I truly wanted them to see that I’d taken this seriously. I’ve been on enough theatre auditions to know that the outcome wouldn’t be correlated to my¬†ability, but rather what it was they were looking for in a person. I could handle rejection. I just wanted to give it my best shot; a chance to get on that bus.

At 8:30am, that same amazing woman emailed me to say that the school decided they no longer wished to fill the vacant position.

And that was that.
The bus didn’t even stop.

I spent the rest of the day, seated at the proverbial bus stop, waiting for someone to come pick me up, crying. I cried most of the day, in between day-dreaming about the way my day could have gone. Day-dreaming about different busses I could be riding. A career bus. A bus full of kids. A bus that doesn’t have any kids and can fly anywhere in the world…

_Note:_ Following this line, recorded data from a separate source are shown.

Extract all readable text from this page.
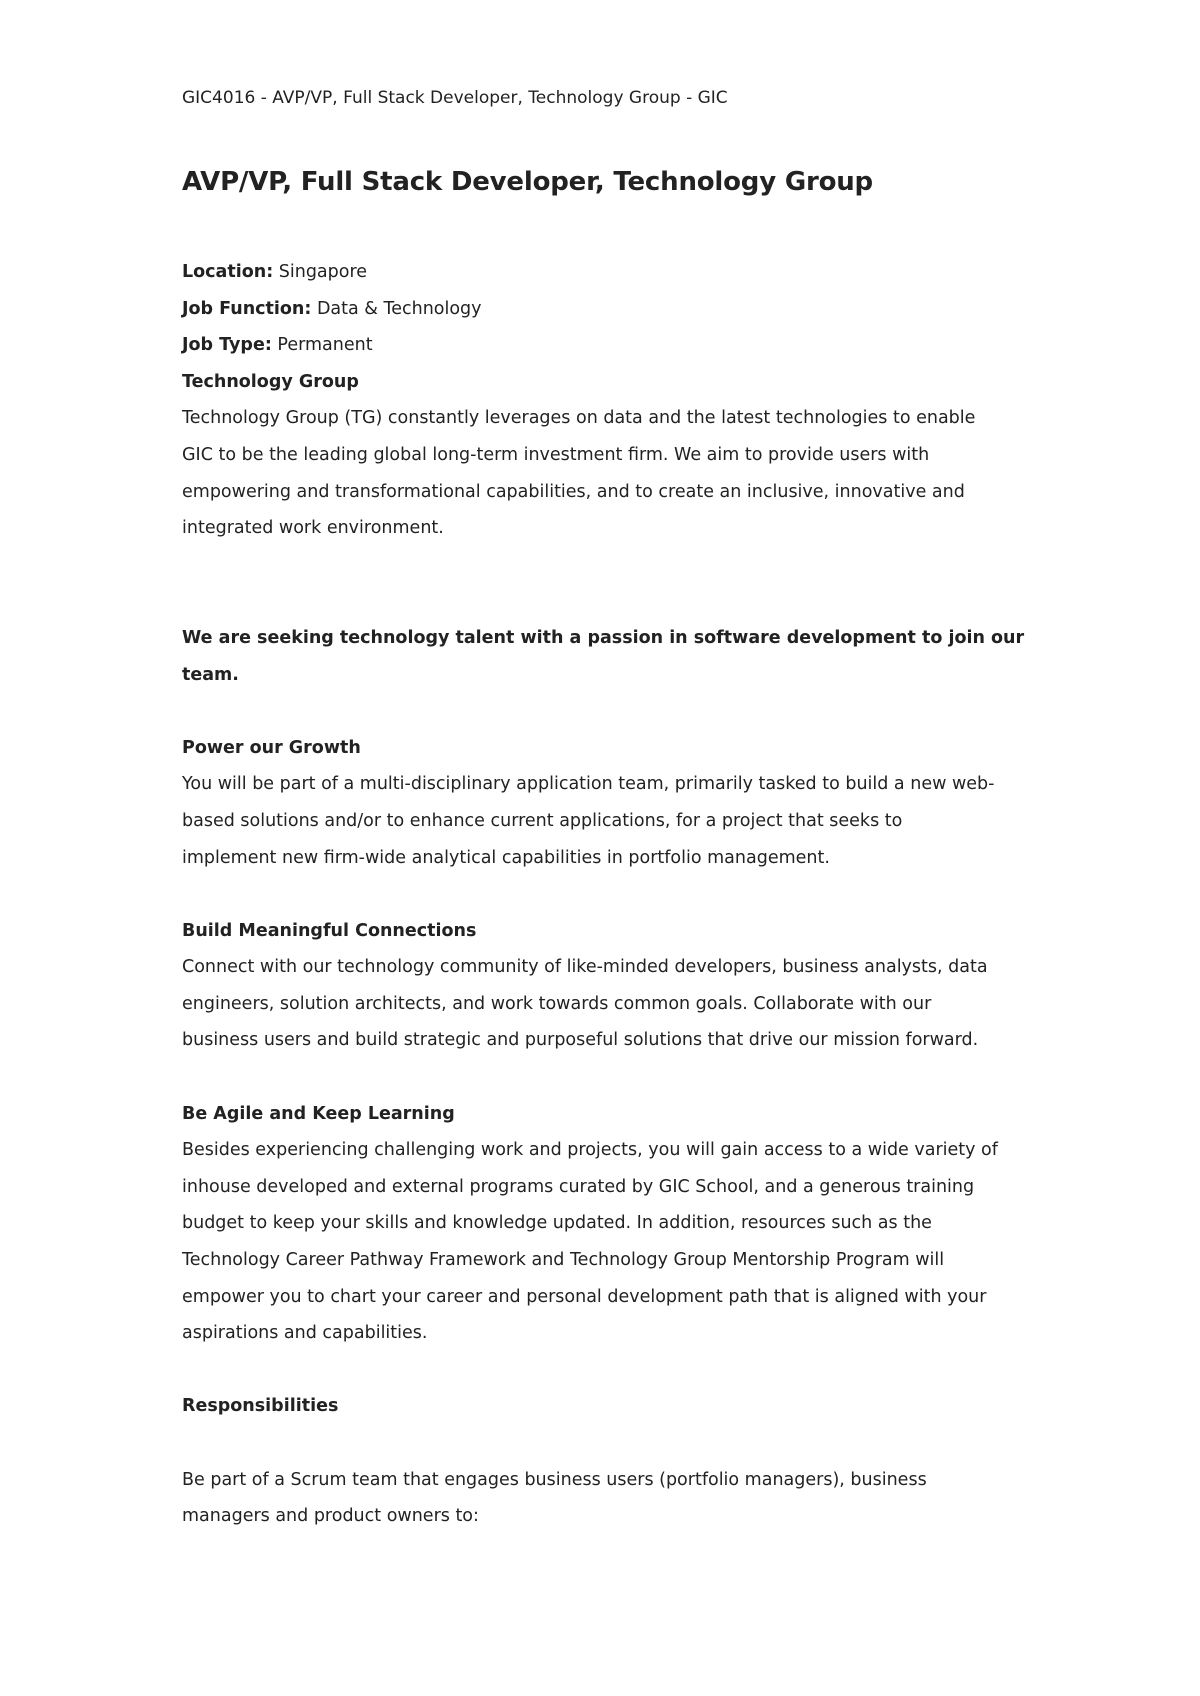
GIC4016 - AVP/VP, Full Stack Developer, Technology Group - GIC
AVP/VP, Full Stack Developer, Technology Group

Location: Singapore

Job Function: Data & Technology

Job Type: Permanent

Technology Group

Technology Group (TG) constantly leverages on data and the latest technologies to enable

GIC to be the leading global long-term investment firm. We aim to provide users with

empowering and transformational capabilities, and to create an inclusive, innovative and

integrated work environment.

We are seeking technology talent with a passion in software development to join our

team.

Power our Growth

You will be part of a multi-disciplinary application team, primarily tasked to build a new web-

based solutions and/or to enhance current applications, for a project that seeks to

implement new firm-wide analytical capabilities in portfolio management.

Build Meaningful Connections

Connect with our technology community of like-minded developers, business analysts, data

engineers, solution architects, and work towards common goals. Collaborate with our

business users and build strategic and purposeful solutions that drive our mission forward.

Be Agile and Keep Learning

Besides experiencing challenging work and projects, you will gain access to a wide variety of

inhouse developed and external programs curated by GIC School, and a generous training

budget to keep your skills and knowledge updated. In addition, resources such as the

Technology Career Pathway Framework and Technology Group Mentorship Program will

empower you to chart your career and personal development path that is aligned with your

aspirations and capabilities.

Responsibilities

Be part of a Scrum team that engages business users (portfolio managers), business

managers and product owners to:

Let me make one thing clear: I know I’m lucky. I work from home. Most people would die to do that. I have healthy kids. I myself am healthy. My bus isn’t a terrible bus to be on. But I think it’s ok that, every once in a while, we acknowledge The Other Bus, a life we didn’t choose (or one that didn’t stop for us), and we just get to be sad about it. I’m on this bus and I have all these skills, all this education, and I don’t really ever get use any of it. I get to PAY for it once a month in the form of a student loan check. But I very rarely get to use it. So yes…today I mourn the passing career bus with all the women who have kids and careers.. (And I’ll bet they’re mourning my bus as it passes, too.) I’ll probably give myself one more day to feel sorry for myself, and then I’ll get back on my bus to see where it goes.

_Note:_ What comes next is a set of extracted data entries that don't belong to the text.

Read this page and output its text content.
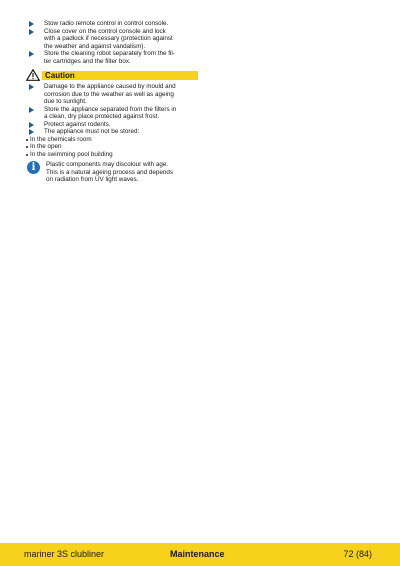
Stow radio remote control in control console.
Close cover on the control console and lock
with a padlock if necessary (protection against
the weather and against vandalism).
Store the cleaning robot separately from the fil-
ter cartridges and the filter box.
Caution
Damage to the appliance caused by mould and
corrosion due to the weather as well as ageing
due to sunlight.
Store the appliance separated from the filters in
a clean, dry place protected against frost.
Protect against rodents.
The appliance must not be stored:
In the chemicals room
In the open
In the swimming pool building
i	Plastic components may discolour with age.
This is a natural ageing process and depends
on radiation from UV light waves.
mariner 3S clubliner	Maintenance	72 (84)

Some people become obsessed with The Other Bus. They spend their entire lives switching busses, trying to find the right one. They never just sit down on a bus to see where it takes them. I’m trying not to do that. I’m trying to let God lead me to the next stop without pulling on that little string that hangs over the windows. I’ve literally never seen one of those little strings in real life. Did they ever really exist?